PROBLEM LINK:
Author: Rutuja Deshmukh
Tester: Vallabh Deshpande
Editorialist: Vallabh Deshpande
DIFFICULTY:
EASY-MEDIUM
PREREQUISITES:
Math
PROBLEM:
Given integers A, B, R1, R2, R3, R4 count the number of integer pairs (P, Q) such that \frac{P}{Q} = \frac{A}{B} , R1 \leq P \leq R2 and R3 \leq Q \leq R4.
QUICK EXPLANATION:
Reduce the fraction \frac{A}{B} to its simplest form by dividing both the numerator and denominator by their GCD. Let’s denote \frac{A}{GCD(A,B)} by X and \frac{B}{GCD(A,B)} by Y. The problem reduces to finding number of integers n such that R1 \leq X*n \leq R2 and R3 \leq Y*n \leq R4.
EXPLANATION:
We need to find integer pairs (P, Q) such that \frac{P}{Q} = \frac{A}{B} , R1 \leq P \leq R2 and R3 \leq Q \leq R4. In order to find such pairs, we must first reduce \frac{A}{B} to its simplest form, otherwise we will undercount some pairs. This can be done by dividing both the numerator and denominator by their GCD. Let’s denote \frac{A}{GCD(A,B)} by X and \frac{B}{GCD(A,B)} by Y. The problem reduces to finding number of integers n such that R1 \leq X*n \leq R2 and R3 \leq Y*n \leq R4.
30 points solution:
Now that we have reduced the problem to find the number of valid n, we can just iterate on the possible values of n and check if it satisfies the given conditions. It can be done as follows:
Editorialist's Solution
#include<bits/stdc++.h>
using namespace std;
#define int long long
//O(n) Testing
void solve(){
int a, b, r[4];
cin>>a>>b>>r[0]>>r[1]>>r[2]>>r[3];
int g = __gcd(a, b);
a /= g;
b /= g;
int ans = 0;
for(int i = ((r[0] + a - 1)/a); i <= r[1]/a; ++i){
int k = b*i;
if(k >= r[2] && k <= r[3])
++ans;
}
cout<<ans<<"\n";
}
signed main()
{
ios_base::sync_with_stdio(false);
cin.tie(NULL);
//oJudge();
int t = 1;
cin>>t;
while(t--){
solve();
}
return 0;
}
100 points solution:
The above solution takes Linear time, hence won’t pass all the test cases. The GCD function will take O(log(n)) time anyway, so we must look for a solution that is at most O(log(n)).

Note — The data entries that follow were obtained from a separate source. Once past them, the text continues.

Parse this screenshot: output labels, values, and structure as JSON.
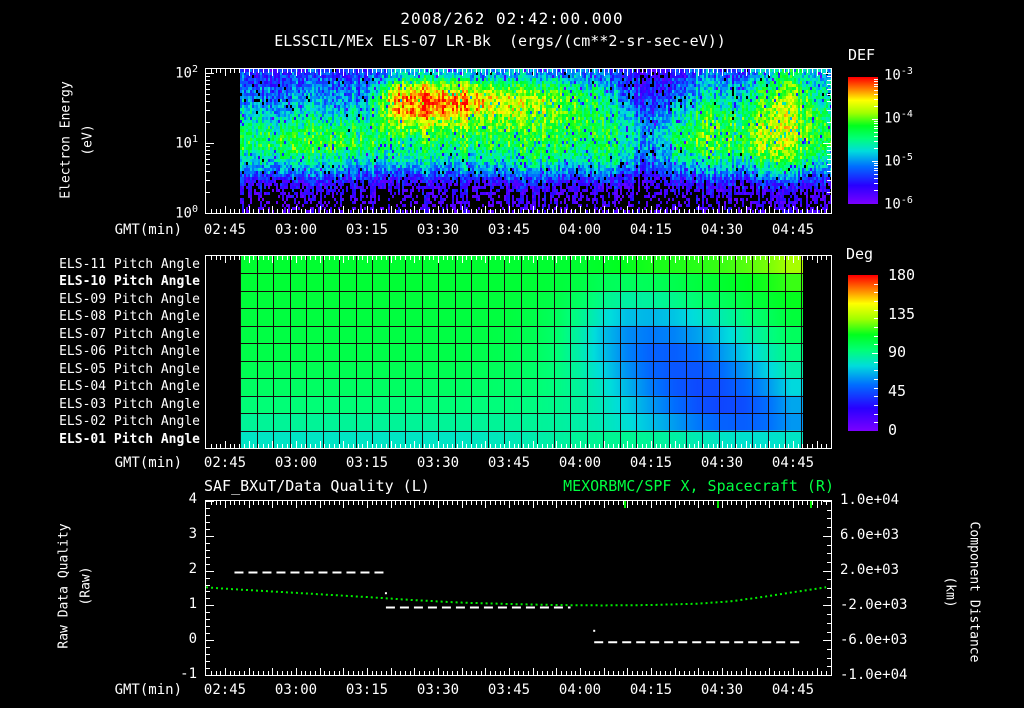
{
  "title": "2008/262 02:42:00.000",
  "subtitle": "ELSSCIL/MEx ELS-07 LR-Bk  (ergs/(cm**2-sr-sec-eV))",
  "gmt_label": "GMT(min)",
  "time_ticks": [
    "02:45",
    "03:00",
    "03:15",
    "03:30",
    "03:45",
    "04:00",
    "04:15",
    "04:30",
    "04:45"
  ],
  "spectrogram_panel": {
    "ylabel_line1": "Electron Energy",
    "ylabel_line2": "(eV)",
    "yticks": [
      {
        "base": "10",
        "exp": "2"
      },
      {
        "base": "10",
        "exp": "1"
      },
      {
        "base": "10",
        "exp": "0"
      }
    ],
    "colorbar_label": "DEF",
    "colorbar_ticks": [
      {
        "base": "10",
        "exp": "-3"
      },
      {
        "base": "10",
        "exp": "-4"
      },
      {
        "base": "10",
        "exp": "-5"
      },
      {
        "base": "10",
        "exp": "-6"
      }
    ]
  },
  "pitch_panel": {
    "row_labels": [
      {
        "text": "ELS-11 Pitch Angle",
        "bold": false
      },
      {
        "text": "ELS-10 Pitch Angle",
        "bold": true
      },
      {
        "text": "ELS-09 Pitch Angle",
        "bold": false
      },
      {
        "text": "ELS-08 Pitch Angle",
        "bold": false
      },
      {
        "text": "ELS-07 Pitch Angle",
        "bold": false
      },
      {
        "text": "ELS-06 Pitch Angle",
        "bold": false
      },
      {
        "text": "ELS-05 Pitch Angle",
        "bold": false
      },
      {
        "text": "ELS-04 Pitch Angle",
        "bold": false
      },
      {
        "text": "ELS-03 Pitch Angle",
        "bold": false
      },
      {
        "text": "ELS-02 Pitch Angle",
        "bold": false
      },
      {
        "text": "ELS-01 Pitch Angle",
        "bold": true
      }
    ],
    "colorbar_label": "Deg",
    "colorbar_ticks": [
      "180",
      "135",
      "90",
      "45",
      "0"
    ]
  },
  "quality_panel": {
    "title_left": "SAF_BXuT/Data Quality (L)",
    "title_right": "MEXORBMC/SPF X, Spacecraft (R)",
    "title_right_color": "#00ff41",
    "ylabel_left_line1": "Raw Data Quality",
    "ylabel_left_line2": "(Raw)",
    "yticks_left": [
      "4",
      "3",
      "2",
      "1",
      "0",
      "-1"
    ],
    "ylabel_right_line1": "Component Distance",
    "ylabel_right_line2": "(km)",
    "yticks_right": [
      "1.0e+04",
      "6.0e+03",
      "2.0e+03",
      "-2.0e+03",
      "-6.0e+03",
      "-1.0e+04"
    ]
  },
  "chart_data": [
    {
      "type": "heatmap",
      "name": "electron_energy_spectrogram",
      "title": "ELSSCIL/MEx ELS-07 LR-Bk",
      "units": "ergs/(cm**2-sr-sec-eV)",
      "ylabel": "Electron Energy (eV)",
      "yscale": "log",
      "ylim_ev": [
        1,
        117
      ],
      "x_start_gmt": "02:51",
      "x_step_min": 6,
      "data_start_gmt": "02:48",
      "colorbar": {
        "label": "DEF",
        "scale": "log rainbow",
        "tick_values": [
          -3,
          -4,
          -5,
          -6
        ]
      },
      "row_energies_ev": [
        95,
        63,
        41,
        27,
        17,
        11,
        7.4,
        4.8,
        3.1,
        2.0,
        1.3,
        1.0
      ],
      "log10_def": [
        [
          -5.6,
          -5.6,
          -5.6,
          -5.6,
          -5.5,
          -5.0,
          -4.9,
          -5.0,
          -5.0,
          -5.1,
          -5.2,
          -5.3,
          -5.3,
          -5.6,
          -5.9,
          -5.7,
          -5.3,
          -5.5,
          -5.0,
          -4.6,
          -5.2
        ],
        [
          -5.4,
          -5.4,
          -5.4,
          -5.4,
          -5.3,
          -3.9,
          -3.8,
          -3.9,
          -4.0,
          -4.3,
          -4.4,
          -4.6,
          -4.8,
          -5.4,
          -5.8,
          -5.5,
          -5.0,
          -5.2,
          -4.6,
          -4.2,
          -5.0
        ],
        [
          -5.2,
          -5.2,
          -5.2,
          -5.2,
          -5.1,
          -3.4,
          -3.2,
          -3.3,
          -3.5,
          -3.8,
          -3.9,
          -4.2,
          -4.5,
          -5.2,
          -5.7,
          -5.3,
          -4.7,
          -5.0,
          -4.3,
          -4.0,
          -4.8
        ],
        [
          -5.0,
          -5.0,
          -5.0,
          -5.0,
          -4.9,
          -3.5,
          -3.3,
          -3.4,
          -3.6,
          -3.8,
          -4.0,
          -4.2,
          -4.4,
          -5.0,
          -5.5,
          -5.0,
          -4.4,
          -4.7,
          -4.1,
          -3.9,
          -4.6
        ],
        [
          -4.6,
          -4.6,
          -4.6,
          -4.6,
          -4.6,
          -3.9,
          -3.8,
          -3.9,
          -4.0,
          -4.1,
          -4.2,
          -4.3,
          -4.4,
          -4.8,
          -5.3,
          -4.7,
          -4.2,
          -4.5,
          -4.0,
          -3.9,
          -4.5
        ],
        [
          -4.4,
          -4.4,
          -4.4,
          -4.4,
          -4.5,
          -4.3,
          -4.3,
          -4.3,
          -4.3,
          -4.3,
          -4.3,
          -4.4,
          -4.4,
          -4.6,
          -5.2,
          -4.5,
          -4.1,
          -4.4,
          -3.9,
          -3.9,
          -4.4
        ],
        [
          -4.4,
          -4.3,
          -4.3,
          -4.3,
          -4.4,
          -4.5,
          -4.5,
          -4.5,
          -4.4,
          -4.4,
          -4.4,
          -4.5,
          -4.5,
          -4.6,
          -5.2,
          -4.5,
          -4.2,
          -4.4,
          -4.0,
          -4.0,
          -4.5
        ],
        [
          -4.8,
          -4.7,
          -4.7,
          -4.8,
          -4.8,
          -4.8,
          -4.8,
          -4.8,
          -4.7,
          -4.6,
          -4.6,
          -4.7,
          -4.7,
          -4.8,
          -5.4,
          -4.8,
          -4.5,
          -4.7,
          -4.3,
          -4.3,
          -4.8
        ],
        [
          -5.2,
          -5.2,
          -5.2,
          -5.2,
          -5.2,
          -5.3,
          -5.3,
          -5.3,
          -5.2,
          -5.1,
          -5.1,
          -5.2,
          -5.2,
          -5.3,
          -5.7,
          -5.3,
          -5.1,
          -5.2,
          -4.9,
          -4.9,
          -5.3
        ],
        [
          -5.9,
          -5.9,
          -5.9,
          -5.9,
          -5.9,
          -6.0,
          -6.0,
          -6.0,
          -5.9,
          -5.8,
          -5.8,
          -5.9,
          -5.9,
          -5.9,
          -6.1,
          -5.9,
          -5.8,
          -5.9,
          -5.7,
          -5.7,
          -5.9
        ],
        [
          -6.2,
          -6.2,
          -6.2,
          -6.2,
          -6.2,
          -6.2,
          -6.2,
          -6.2,
          -6.2,
          -6.2,
          -6.2,
          -6.2,
          -6.2,
          -6.2,
          -6.2,
          -6.2,
          -6.2,
          -6.2,
          -6.2,
          -6.2,
          -6.2
        ],
        [
          -6.3,
          -6.3,
          -6.3,
          -6.3,
          -6.3,
          -6.3,
          -6.3,
          -6.3,
          -6.3,
          -6.3,
          -6.3,
          -6.3,
          -6.3,
          -6.3,
          -6.3,
          -6.3,
          -6.3,
          -6.3,
          -6.3,
          -6.3,
          -6.3
        ]
      ]
    },
    {
      "type": "heatmap",
      "name": "pitch_angle_panels",
      "rows": [
        "ELS-11",
        "ELS-10",
        "ELS-09",
        "ELS-08",
        "ELS-07",
        "ELS-06",
        "ELS-05",
        "ELS-04",
        "ELS-03",
        "ELS-02",
        "ELS-01"
      ],
      "x_start_gmt": "02:48",
      "x_step_min": 5,
      "colorbar": {
        "label": "Deg",
        "tick_values": [
          180,
          135,
          90,
          45,
          0
        ],
        "range": [
          0,
          180
        ]
      },
      "pitch_deg": [
        [
          108,
          108,
          108,
          108,
          108,
          108,
          108,
          108,
          108,
          108,
          108,
          108,
          108,
          108,
          108,
          110,
          112,
          114,
          115,
          116,
          118,
          121,
          125,
          131
        ],
        [
          107,
          107,
          107,
          107,
          107,
          107,
          107,
          107,
          107,
          107,
          107,
          107,
          107,
          106,
          104,
          100,
          99,
          100,
          102,
          105,
          108,
          111,
          114,
          118
        ],
        [
          106,
          106,
          106,
          106,
          106,
          106,
          106,
          106,
          106,
          106,
          106,
          106,
          105,
          103,
          98,
          90,
          86,
          87,
          90,
          95,
          99,
          104,
          108,
          112
        ],
        [
          105,
          105,
          105,
          105,
          105,
          105,
          105,
          105,
          105,
          105,
          105,
          105,
          103,
          99,
          90,
          78,
          70,
          68,
          71,
          77,
          84,
          92,
          99,
          106
        ],
        [
          104,
          104,
          104,
          104,
          104,
          104,
          104,
          104,
          104,
          104,
          104,
          103,
          101,
          96,
          85,
          70,
          60,
          56,
          58,
          64,
          72,
          82,
          91,
          99
        ],
        [
          103,
          103,
          103,
          103,
          103,
          103,
          103,
          103,
          103,
          103,
          102,
          101,
          99,
          94,
          84,
          70,
          58,
          51,
          50,
          54,
          62,
          72,
          83,
          92
        ],
        [
          101,
          101,
          101,
          101,
          101,
          101,
          101,
          101,
          101,
          101,
          100,
          99,
          97,
          93,
          86,
          74,
          61,
          52,
          48,
          48,
          53,
          62,
          74,
          85
        ],
        [
          98,
          98,
          98,
          98,
          98,
          98,
          98,
          98,
          98,
          98,
          97,
          96,
          95,
          92,
          87,
          79,
          68,
          57,
          49,
          45,
          46,
          52,
          62,
          75
        ],
        [
          94,
          94,
          94,
          94,
          94,
          94,
          94,
          94,
          94,
          94,
          93,
          93,
          92,
          90,
          87,
          81,
          73,
          63,
          54,
          47,
          44,
          46,
          54,
          65
        ],
        [
          88,
          88,
          88,
          88,
          88,
          88,
          88,
          88,
          88,
          88,
          88,
          88,
          88,
          87,
          85,
          82,
          77,
          70,
          63,
          56,
          51,
          50,
          54,
          62
        ],
        [
          80,
          80,
          80,
          80,
          80,
          80,
          80,
          80,
          80,
          80,
          81,
          82,
          84,
          86,
          88,
          89,
          89,
          88,
          86,
          83,
          80,
          78,
          78,
          80
        ]
      ]
    },
    {
      "type": "line",
      "name": "quality_and_spacecraft_x",
      "title_left": "SAF_BXuT/Data Quality (L)",
      "title_right": "MEXORBMC/SPF X, Spacecraft (R)",
      "xlabel": "GMT(min)",
      "ylabel_left": "Raw Data Quality (Raw)",
      "ylim_left": [
        -1,
        4
      ],
      "ylabel_right": "Component Distance (km)",
      "ylim_right": [
        -10000,
        10000
      ],
      "t_reference": "02:45",
      "series": [
        {
          "name": "SAF_BXuT/Data Quality",
          "axis": "left",
          "color": "#ffffff",
          "style": "dashed",
          "segments": [
            {
              "t_min": [
                2,
                34
              ],
              "value": 2
            },
            {
              "t_min": [
                34,
                73
              ],
              "value": 1
            },
            {
              "t_min": [
                78,
                122
              ],
              "value": 0
            }
          ],
          "dots": [
            {
              "t_min": 34,
              "value": 1.35
            },
            {
              "t_min": 78,
              "value": 0.27
            }
          ]
        },
        {
          "name": "MEXORBMC/SPF X Spacecraft",
          "axis": "right",
          "color": "#00ee00",
          "style": "dotted",
          "t_min": [
            -4,
            0,
            10,
            20,
            30,
            40,
            50,
            60,
            70,
            80,
            90,
            100,
            107,
            114,
            120,
            127
          ],
          "km": [
            80,
            -80,
            -400,
            -720,
            -1040,
            -1400,
            -1680,
            -1840,
            -1960,
            -2000,
            -1960,
            -1800,
            -1520,
            -1000,
            -480,
            80
          ]
        }
      ],
      "event_ticks_t_min": [
        84.5,
        104.2,
        123.8
      ],
      "event_tick_color": "#00ee00"
    }
  ]
}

We know that to find n such that 0 \leq X*n \leq R2 we can calculate it as \lfloor \frac{R2}{X} \rfloor, therefore to find n such that R1 \leq X*n \leq R2, we can subtract all n following, 0 \leq X*n \leq (R1-1) from 0 \leq X*n \leq R2.
Since we have 2 inequalities, we just need to find the common values of n that satisfy both the inequalities. Therefore, we need to subtract
\lfloor max(\frac{(R1-1)}{X}, \frac{(R3-1)}{Y}) \rfloor from \lfloor min(\frac{R2}{X}, \frac{R4}{Y}) \rfloor.
The only exception is when both the ranges are disjoint. When that happens, the answer must be 0 but the difference \lfloor min(\frac{R2}{X}, \frac{R4}{Y}) \rfloor - \lfloor max(\frac{(R1-1)}{X}, \frac{(R3-1)}{Y}) \rfloor is less than 0, therefore we can take, max(\lfloor min(\frac{R2}{X}, \frac{R4}{Y}) \rfloor - \lfloor max(\frac{(R1-1)}{X}, \frac{(R3-1)}{Y}) \rfloor, 0).
Time Complexity: O(log(n)) per test case, (due to the GCD function).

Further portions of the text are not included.